Telerehabilitation Knowledge
Three professors in the study institution, who are considered early adopters of the technology and have delivered local and international talks on telerehabilitation, convened to come up with 5 original multiple-choice questions to evaluate the residents' basic telerehabilitation knowledge. They considered the questions as must-knows in providing a quality telerehabilitation service. The questions were subjected to a pre-test and modified accordingly to achieve an acceptable Cronbach's alpha of at least 0.70. To ensure understandability of the questions, a pilot test was also done. Each correct answer was given 1 point, and the sum of scores was computed for each respondent and interpreted as follows: 1.00−1.80 = poor, 1.81−2.60 = fair, 2.61−3.40 = good, 3.41−4.20 = very good, 4.21−5.00 = excellent telerehabilitation knowledge.
Telerehabilitation Acceptance
Telerehabilitation acceptance was evaluated using the validated 31-item UTAUT questionnaire, which consists of the following constructs: performance expectancy (PE), effort expectancy (EE), social influence (SI), facilitating conditions (FC), attitude (AT), anxiety (AX), self-efficacy (SE), and behavioral intention (BI) to use the technology (16–18). Each item consisted of Likert scale responses as follows: strongly agree = 6; somewhat agree = 5; neutral = 4; somewhat disagree = 3; strongly disagree = 2; and not sure = 1. Reliability testing of the questionnaire to suit the present study's target population was conducted following the same method previously described for telerehabilitation readiness. Three or more items evaluated one particular construct. The means and standard deviations were used to summarize the data per item and per construct. The overall mean of the constructs per respondent was interpreted as follows: 1.00−1.80 = poor, 1.81−2.60 = fair, 2.61−3.40 = good, 3.41−4.20 = very good, 4.21−5.00 = excellent telerehabilitation acceptance.
Lastly, to determine the factors that influenced the respondents' readiness for telerehabilitation, the mean TRI scores were used. Since data indicating telerehabilitation readiness were in ratio-continuous form, linear regression was done. Tests of assumption (e.g., linearity, normality, heteroscedasticity, multicollinearity) were performed beforehand to ensure that the regression model test statistics were applicable. Wherever data were not suitable for such tests, non-parametric test statistics were conducted.
Results
A total of 62 out of 72 residents participated (86.1% response rate). The demographic characteristics of the respondents are presented in Table 1. Of special note, more than 50% had telerehabilitation experience prior to the survey.
Table 1. Demographic profile of the respondents (N = 62).
The overall TRI score of the respondents was 3.3 ± 0.4 out of 5, interpreted as good telerehabilitation readiness. The TR dimension with the highest mean score was optimism, while the one with the lowest score was discomfort (Table 2). Based on the TRI responses, the majority were classified as telerehabilitation skeptics (n = 24, 38.7%), followed by pioneers (n = 12, 19.4%), explorers (n = 12, 19.4%), hesitators (n = 11, 17.7%), and avoiders (n = 3, 4.8%).

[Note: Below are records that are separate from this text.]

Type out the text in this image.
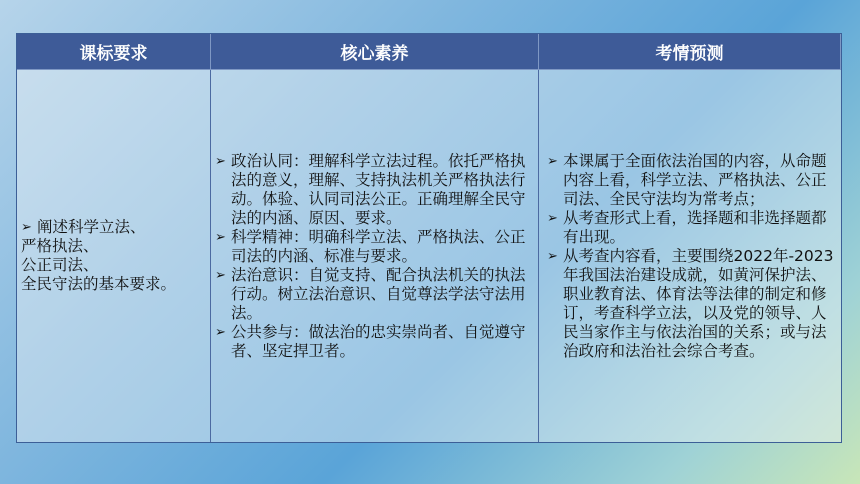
课标要求	核心素养	考情预测
➢ 阐述科学立法、
严格执法、
公正司法、
全民守法的基本要求。
➢ 政治认同：理解科学立法过程。依托严格执法的意义，理解、支持执法机关严格执法行动。体验、认同司法公正。正确理解全民守法的内涵、原因、要求。
➢ 科学精神：明确科学立法、严格执法、公正司法的内涵、标准与要求。
➢ 法治意识：自觉支持、配合执法机关的执法行动。树立法治意识、自觉尊法学法守法用法。
➢ 公共参与：做法治的忠实崇尚者、自觉遵守者、坚定捍卫者。
➢ 本课属于全面依法治国的内容，从命题内容上看，科学立法、严格执法、公正司法、全民守法均为常考点；
➢ 从考查形式上看，选择题和非选择题都有出现。
➢ 从考查内容看，主要围绕2022年-2023年我国法治建设成就，如黄河保护法、职业教育法、体育法等法律的制定和修订，考查科学立法，以及党的领导、人民当家作主与依法治国的关系；或与法治政府和法治社会综合考查。
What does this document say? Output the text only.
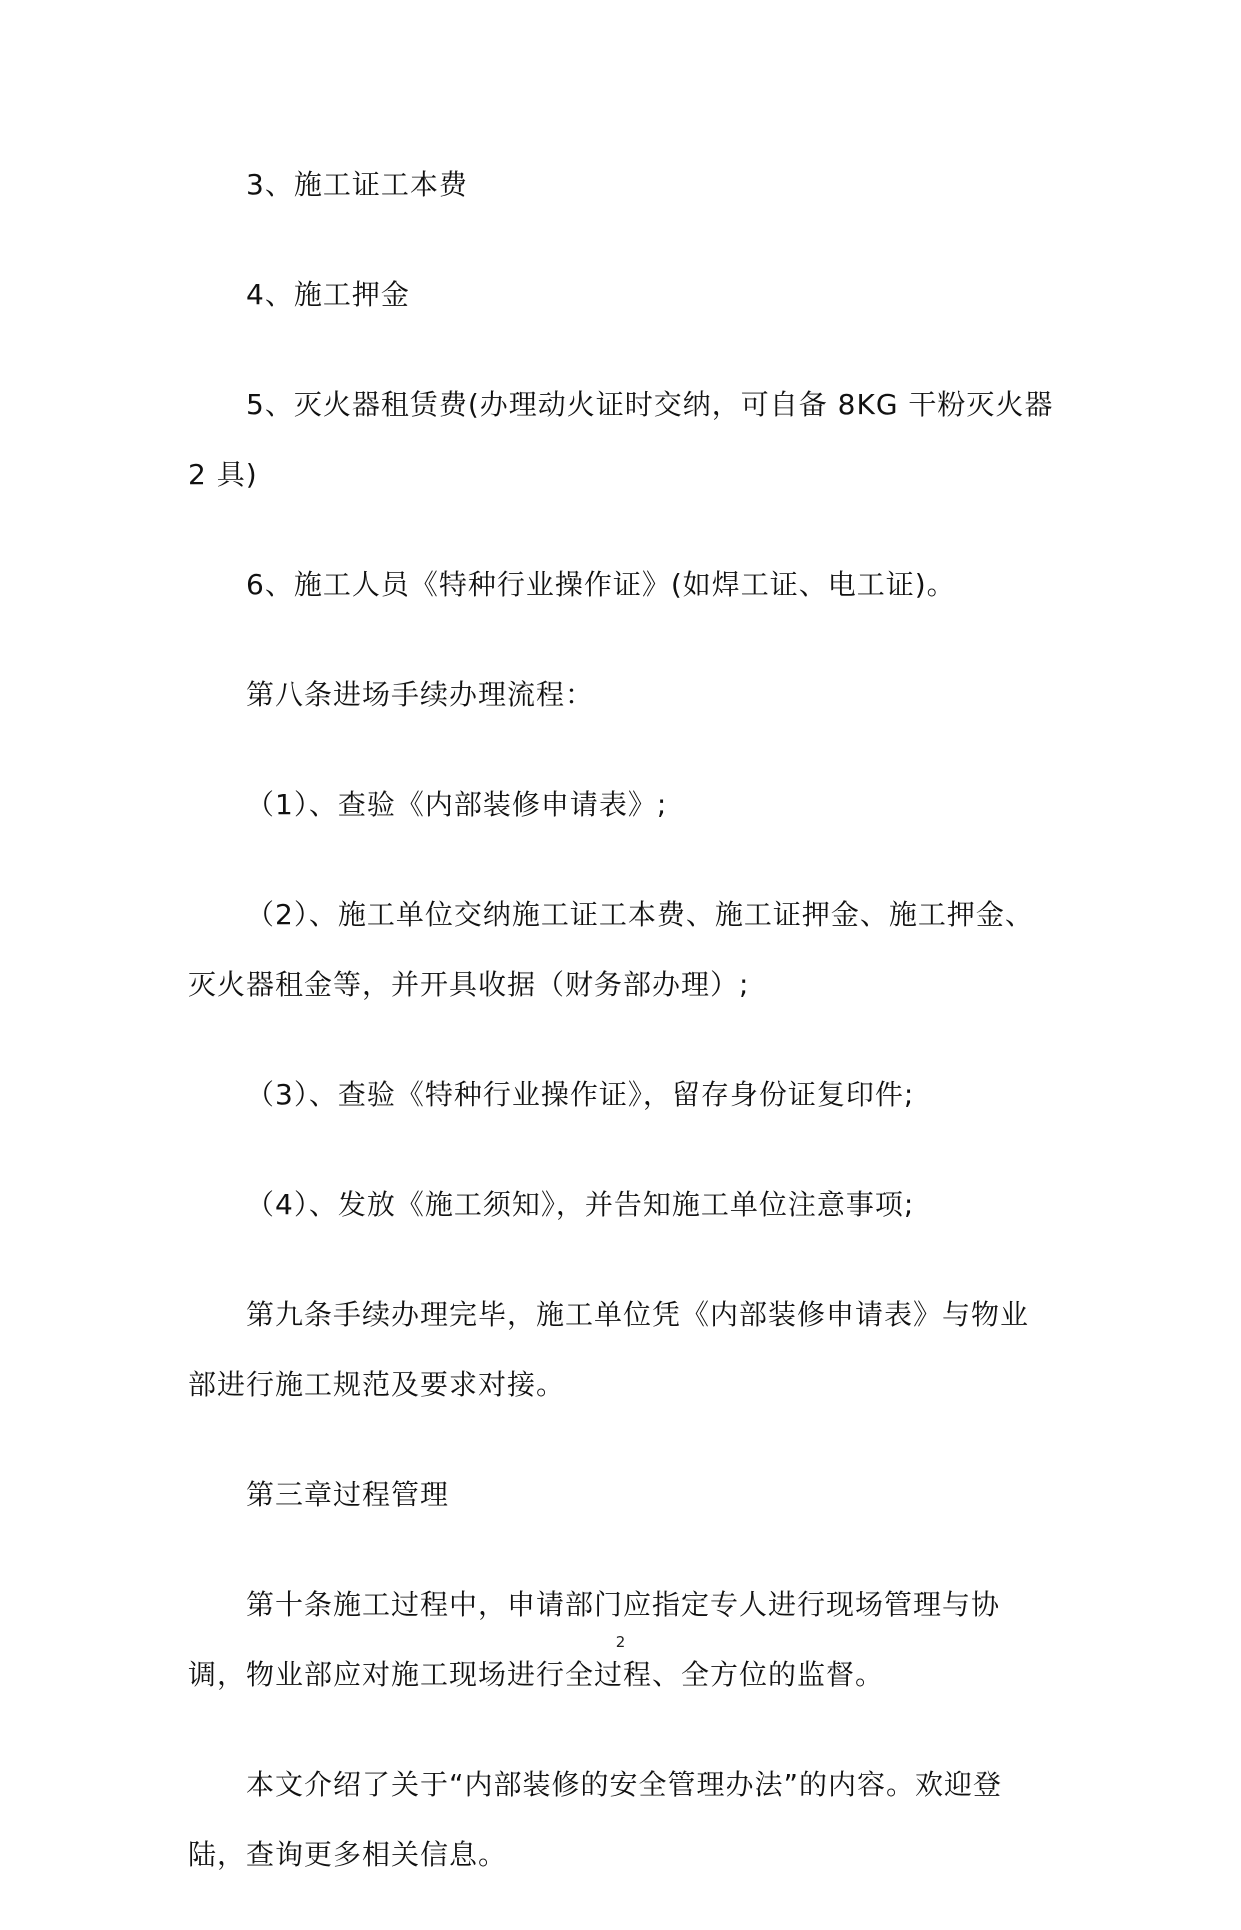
3、施工证工本费

4、施工押金

5、灭火器租赁费(办理动火证时交纳，可自备 8KG 干粉灭火器 2 具)

6、施工人员《特种行业操作证》(如焊工证、电工证)。

第八条进场手续办理流程：

（1）、查验《内部装修申请表》;

（2）、施工单位交纳施工证工本费、施工证押金、施工押金、灭火器租金等，并开具收据（财务部办理）;

（3）、查验《特种行业操作证》，留存身份证复印件;

（4）、发放《施工须知》，并告知施工单位注意事项;

第九条手续办理完毕，施工单位凭《内部装修申请表》与物业部进行施工规范及要求对接。

第三章过程管理

第十条施工过程中，申请部门应指定专人进行现场管理与协调，物业部应对施工现场进行全过程、全方位的监督。

本文介绍了关于“内部装修的安全管理办法”的内容。欢迎登陆，查询更多相关信息。

2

Table 2. Telerehabilitation readiness of the respondents (N = 62) based on the modified Technological Readiness Index (TRI) version 2.0*.
The respondents had a mean telerehabilitation knowledge score of 2.1 ± 1.1 out of 5, interpreted as fair. Each item was correctly answered by <50% of the respondents, except for item number 2 in which almost 60% correctly identified the principles of informed consent (Table 3). On the other hand, <15% got the correct answer for the item regarding the minimum Internet bandwidth recommendation for a single healthcare provider practice.
Table 3. Tally of responses on the multiple-choice questions regarding telerehabilitation (N = 62).
The overall UTAUT score of the respondents was 4.5 ± 0.6 out of 5, interpreted as excellent telerehabilitation acceptance. The UTAUT constructs with the highest mean scores were: (1) behavioral intention (4.9 ± 0.9); (2) self-efficacy (4.7 ± 0.8); and (3) facilitating conditions (4.6 ± 0.8) (Table 4).
Table 4. Telerehabilitation acceptance of the respondents (N = 62) based on the modified Unified Theory of Acceptance and Use of Technology (UTAUT) questionnaire*.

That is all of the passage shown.